Stage 1: Unsupervised Learning – Discovering Structure in Raw Data

When most people think of AI, they picture models trained with labels: a dataset of “cat” and “dog” images, or sensor readings marked as “normal” or “fault.” That’s supervised learning.

But supervised learning assumes you already know what matters. In many real-world edge applications, you don’t. You may have gigabytes of sensor streams, audio feeds, or video frames with no labels at all. The first question is: what’s even in here?

That’s where unsupervised learning comes in.

How It Works

Unsupervised learning algorithms analyze data without labels, searching for natural structure. They don’t know the “right answer”, instead, they find relationships, similarities, and oddities in the data.

Some key methods:

  • Clustering
    Algorithms like k-means or DBSCAN group similar data points. For example, a vibration sensor might reveal three natural clusters: idle, normal operation, and abnormal spikes, without anyone telling the system what those states mean.
  • Dimensionality Reduction
    Techniques like PCA (Principal Component Analysis) or t-SNE compress high-dimensional data (like a 100-feature sensor reading) into fewer dimensions, while keeping the essential relationships. This makes data easier to visualize and process, and often exposes hidden trends.
  • Anomaly Detection
    By learning what “normal” data looks like, unsupervised systems can spot outliers. For instance, a sound profile that doesn’t match the typical operating noise of a generator can be flagged as an early warning sign.

The Importance of Unsupervised Learning

On Digital View AI boards, unsupervised learning is not about running the final production model. It’s about data discovery and preparation:

  • Understanding unknown environments
    A board installed on a jobsite may encounter conditions the developer didn’t anticipate. Unsupervised learning highlights patterns without needing pre-defined labels.
  • Building better supervised models later
    The clusters and anomalies discovered here become candidates for labeling. Instead of guessing what’s important, engineers can focus on real, data-driven structures.
  • Reducing data overload
    Not every data point needs to go to the cloud.
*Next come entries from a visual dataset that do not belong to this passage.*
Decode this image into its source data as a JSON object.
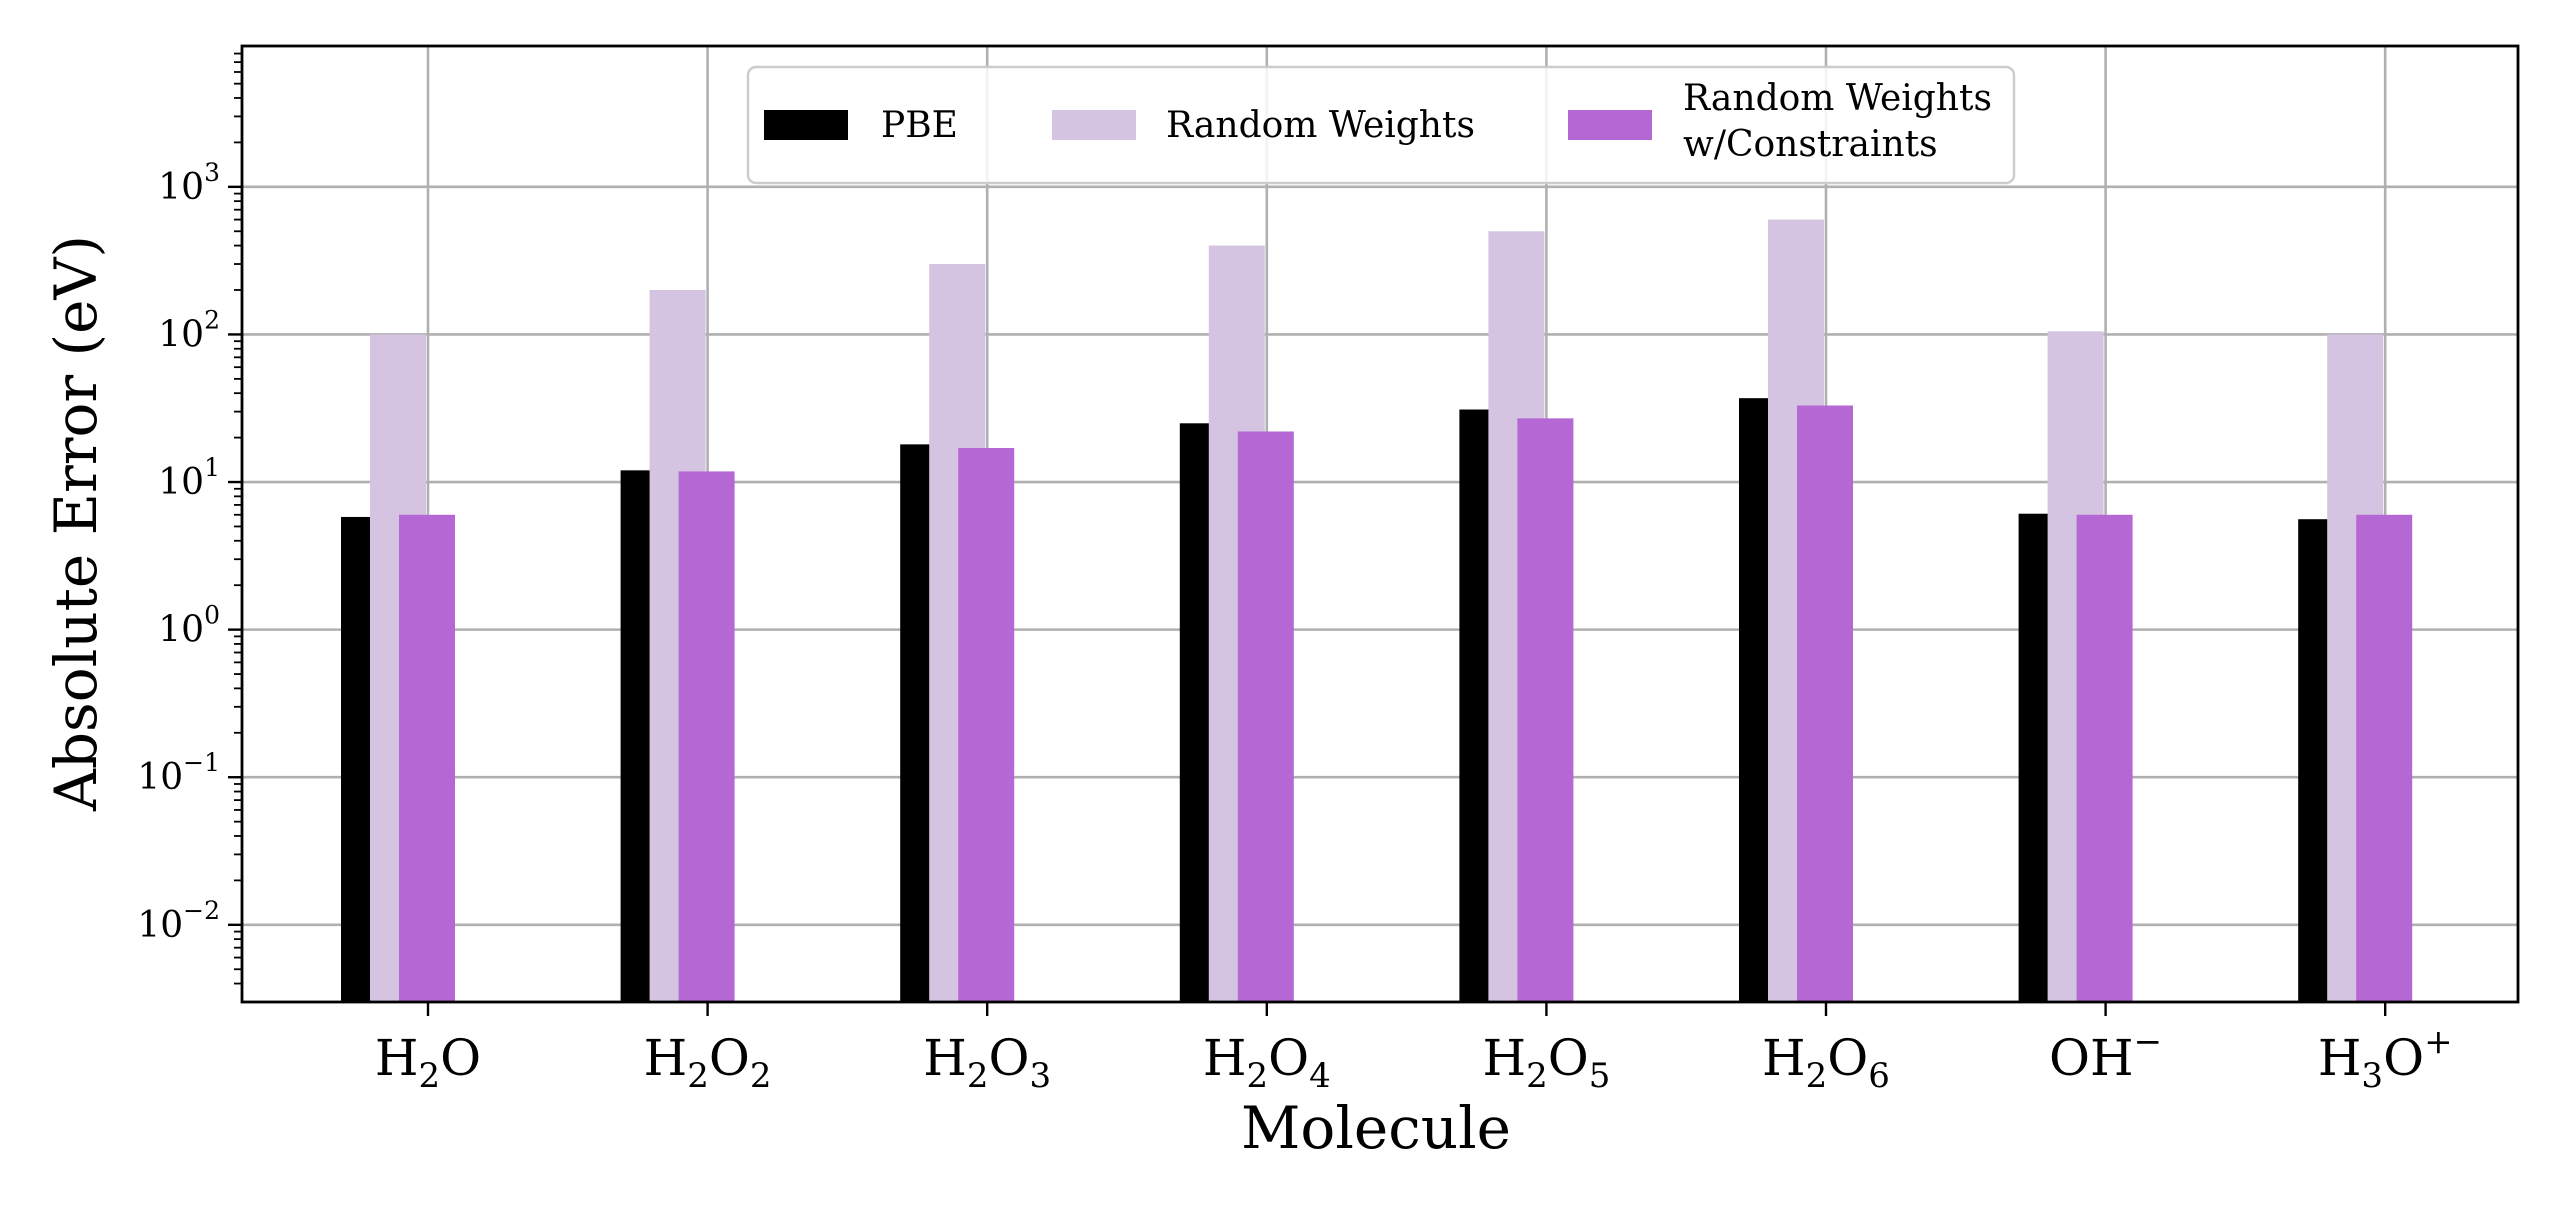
{
  "chart_data": {
    "type": "bar",
    "xlabel": "Molecule",
    "ylabel": "Absolute Error (eV)",
    "yscale": "log",
    "ylim": [
      0.003,
      9000
    ],
    "grid": true,
    "legend_position": "top-center",
    "categories": [
      {
        "base": "H",
        "sub1": "2",
        "mid": "O",
        "sub2": "",
        "sup": ""
      },
      {
        "base": "H",
        "sub1": "2",
        "mid": "O",
        "sub2": "2",
        "sup": ""
      },
      {
        "base": "H",
        "sub1": "2",
        "mid": "O",
        "sub2": "3",
        "sup": ""
      },
      {
        "base": "H",
        "sub1": "2",
        "mid": "O",
        "sub2": "4",
        "sup": ""
      },
      {
        "base": "H",
        "sub1": "2",
        "mid": "O",
        "sub2": "5",
        "sup": ""
      },
      {
        "base": "H",
        "sub1": "2",
        "mid": "O",
        "sub2": "6",
        "sup": ""
      },
      {
        "base": "OH",
        "sub1": "",
        "mid": "",
        "sub2": "",
        "sup": "−"
      },
      {
        "base": "H",
        "sub1": "3",
        "mid": "O",
        "sub2": "",
        "sup": "+"
      }
    ],
    "yticks": [
      {
        "value": 0.01,
        "base": "10",
        "exp": "−2"
      },
      {
        "value": 0.1,
        "base": "10",
        "exp": "−1"
      },
      {
        "value": 1,
        "base": "10",
        "exp": "0"
      },
      {
        "value": 10,
        "base": "10",
        "exp": "1"
      },
      {
        "value": 100,
        "base": "10",
        "exp": "2"
      },
      {
        "value": 1000,
        "base": "10",
        "exp": "3"
      }
    ],
    "series": [
      {
        "name": "PBE",
        "color": "#000000",
        "values": [
          5.8,
          12.0,
          18.0,
          25.0,
          31.0,
          37.0,
          6.1,
          5.6
        ]
      },
      {
        "name": "Random Weights",
        "color": "#d4c4e2",
        "values": [
          100,
          200,
          300,
          400,
          500,
          600,
          105,
          100
        ]
      },
      {
        "name": "Random Weights w/Constraints",
        "color": "#b567d4",
        "values": [
          6.0,
          11.8,
          17.0,
          22.0,
          27.0,
          33.0,
          6.0,
          6.0
        ]
      }
    ],
    "legend": [
      {
        "lines": [
          "PBE"
        ]
      },
      {
        "lines": [
          "Random Weights"
        ]
      },
      {
        "lines": [
          "Random Weights",
          "w/Constraints"
        ]
      }
    ]
  }
}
Unsupervised methods can filter the flood, showing where the action really is.

Example: Worksite Video Feeds

Imagine deploying a Digital View board with a camera monitoring a construction site:

  • The unsupervised algorithm clusters motion patterns into groups: “workers walking,” “vehicles moving,” “areas idle.”
  • No one has told it what’s what, but it’s separated the data into meaningful categories.
  • Anomalies stand out, like unexpected motion at night.

Later, in Stage 2 (Supervised Training), engineers add labels: “Cluster A = forklift activity,” “Cluster B = pedestrian traffic.” That labeled dataset is then used to train a task-specific model.

The Role of Stage 1

Unsupervised learning is the exploratory phase. It doesn’t deliver a finished product, but it shines a light on the unknowns in raw data. Without it, you risk building supervised models on shaky assumptions. With it, you start with real insight, patterns discovered before a single label is applied.

This is the foundation for everything that follows: labeling, training, optimization, and deployment.